The new kid on the block at The New York Times, John Tierney, looks like he may become a foil for the papers resident Social Security “expert,” Paul Krugman.
Donald Luskin notes, “After an endless parade of lies from Paul Krugman about how bad reform with personal accounts has been in Chile, Tierney actually got on a plane and checked it out himself…”
He’s so not going to fit in at The Times…
Tierney: The Proof’s in the Pension [NYT]
But at least he’s hitting them up for trips to South America while he can.
I don’t think there is any way he fits in, and that can only be good. Some of the folks at Reason think he’ll be a welcome voice.
I took a whack at the only NYT columinst crazier than Krugman, the lovely, deranged Maureen Dowd in the piece I tracbacked. She is just a perfect representative of her people.
Cordially,
Uncle J
He was a great Metro columnist for them. Very interesting libertarianish voice. I hope he continues.
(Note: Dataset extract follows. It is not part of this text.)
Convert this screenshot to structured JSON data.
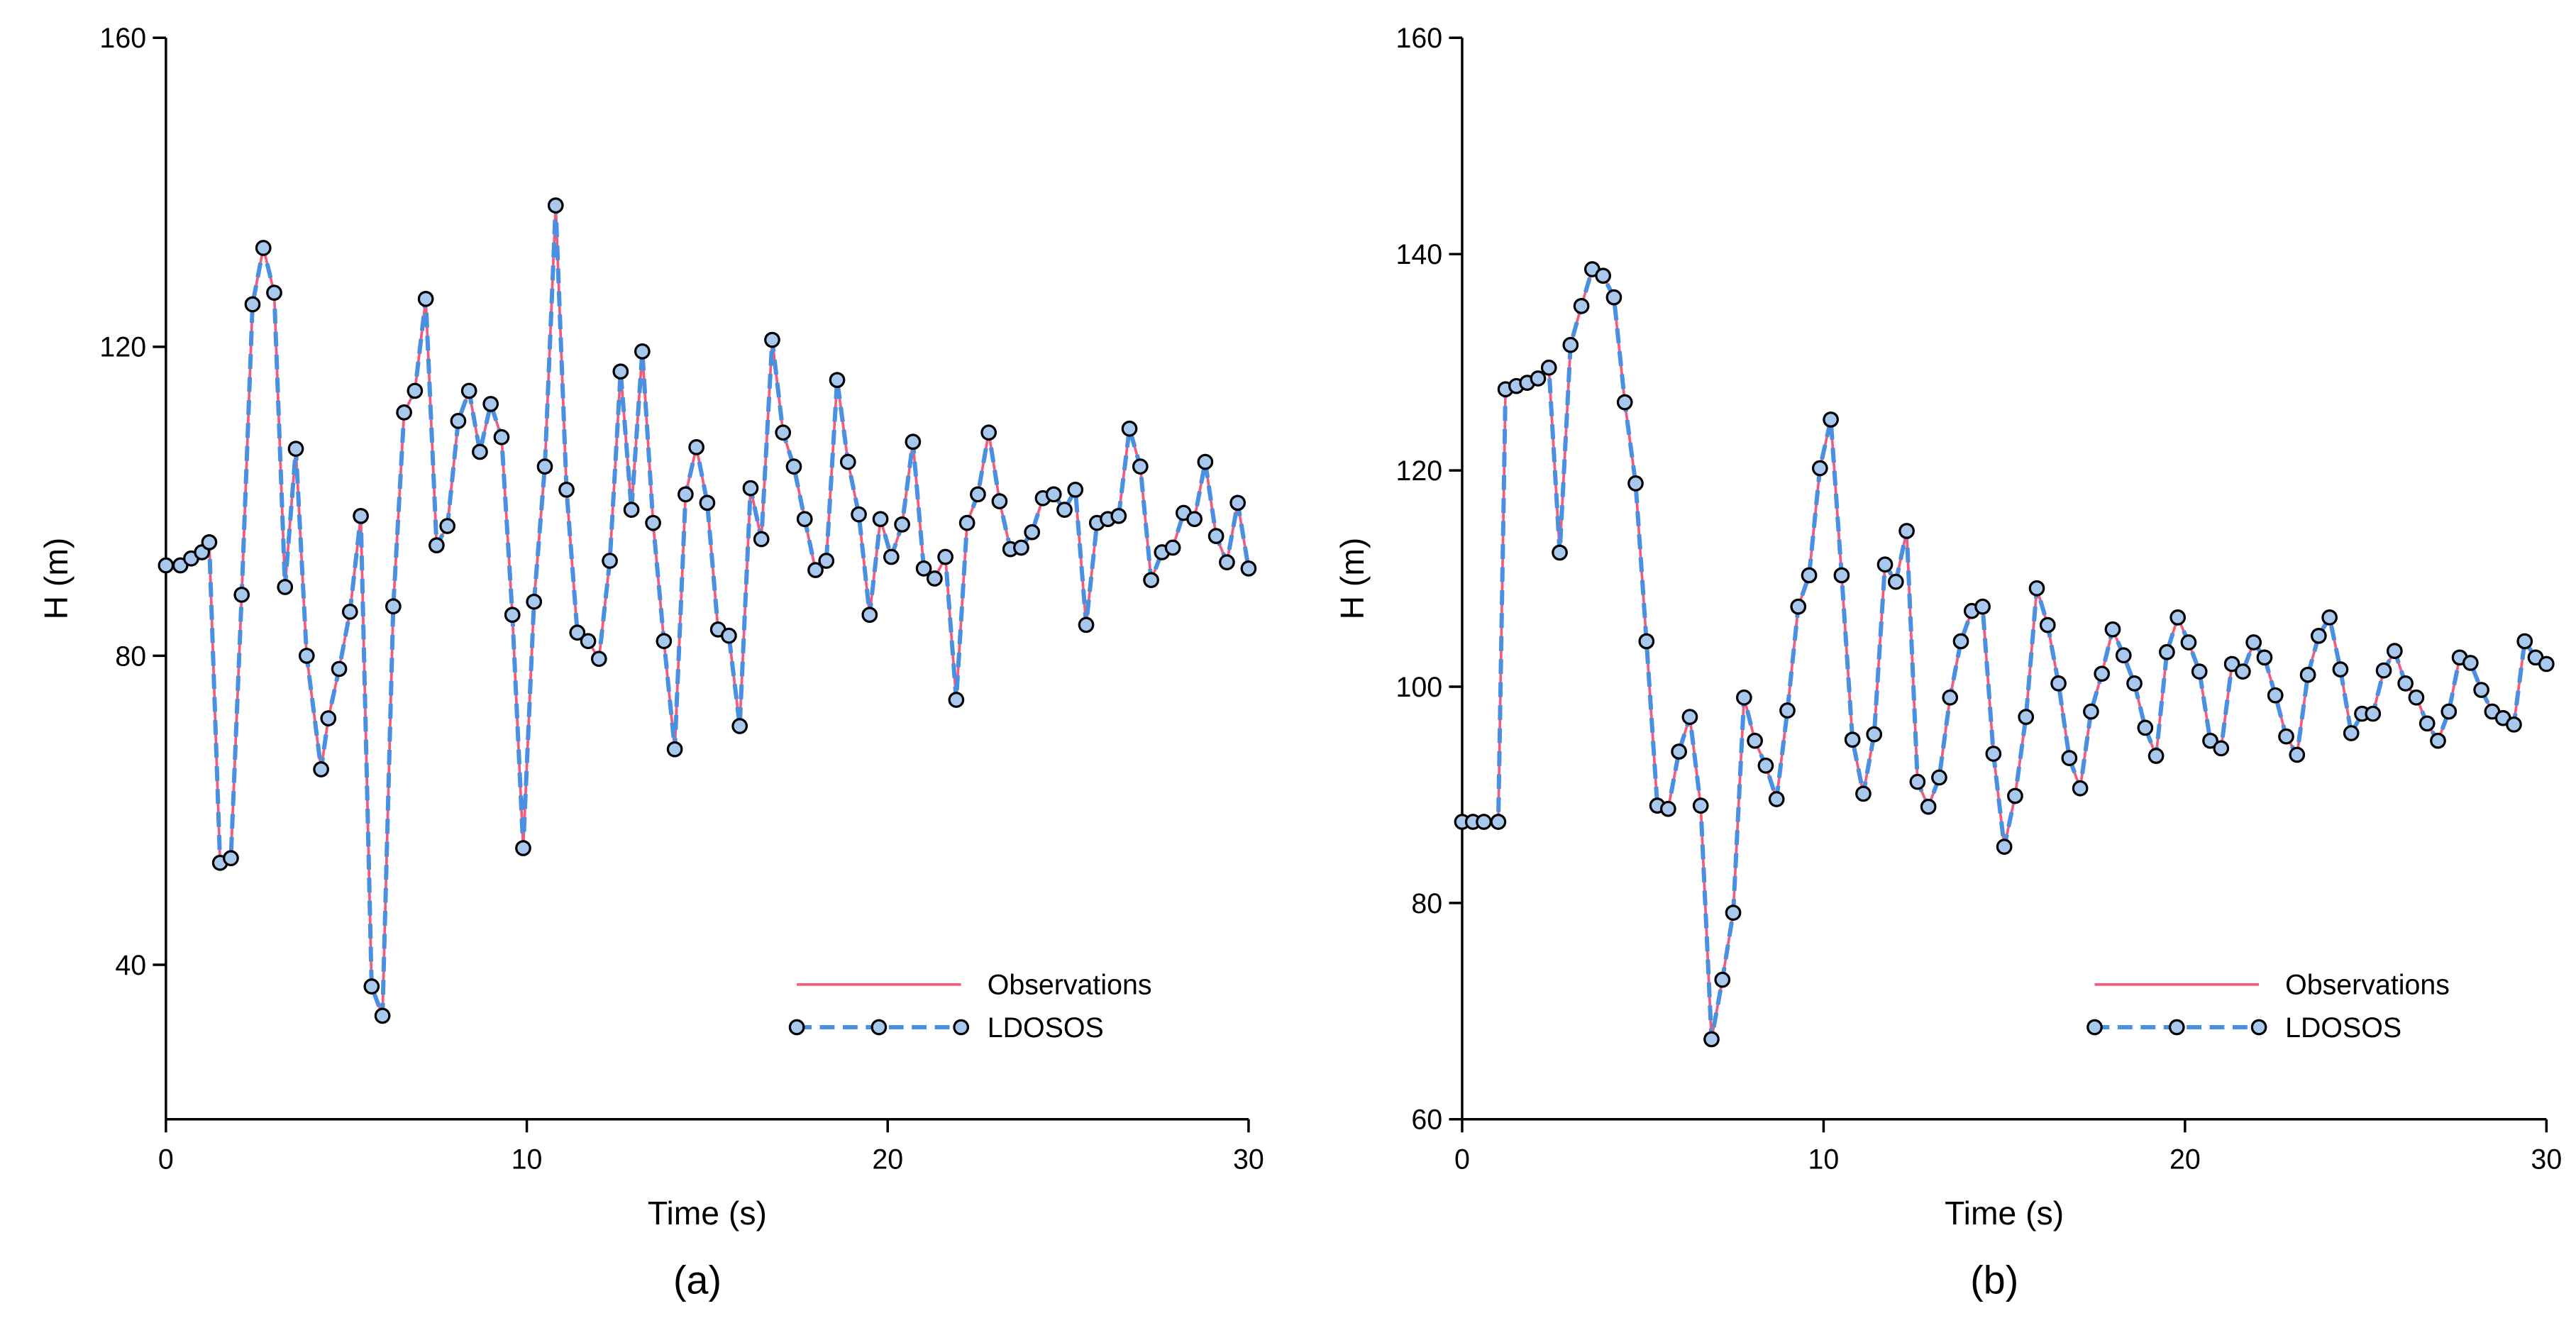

Good thing Tierney doesn’t work for a university, he’d already be gone.
The article makes too much good, old fashioned common sense for the Times.
Let the witch hunt begin…
I wonder if you all just believe what you read or do you actually look for the facts. I find it pretty funny that Tierney wrote in his article “Chileans may someday long for a system like Social Security if the stock market crashes and takes their pension down with it.” How has the market been doing? Some other interesting information. If you just google chilean private accounts you will find tons of info.
For those remaining in the government’s original pay-as-you-go system, the maximum retirement benefit is now about $1,250 a month. The National Center for Alternative Development Studies, a research institute here, calculates that to get that same amount from a private pension fund, workers would have to contribute more than $250,000 over their careers, a target that has been reached by fewer than 500 of the private system’s 7 million past and present contributors.
One other thing.
This leaves many Chileans in a situation that has led to the coining of a phrase: “pension damage.” There is now even an Association of People With Pension Damage, 157,000 members and growing, that consists of Chileans, mostly former government employees, who find that their pensions, based on contributions to the private system, are significantly less than if they had remained in the old system.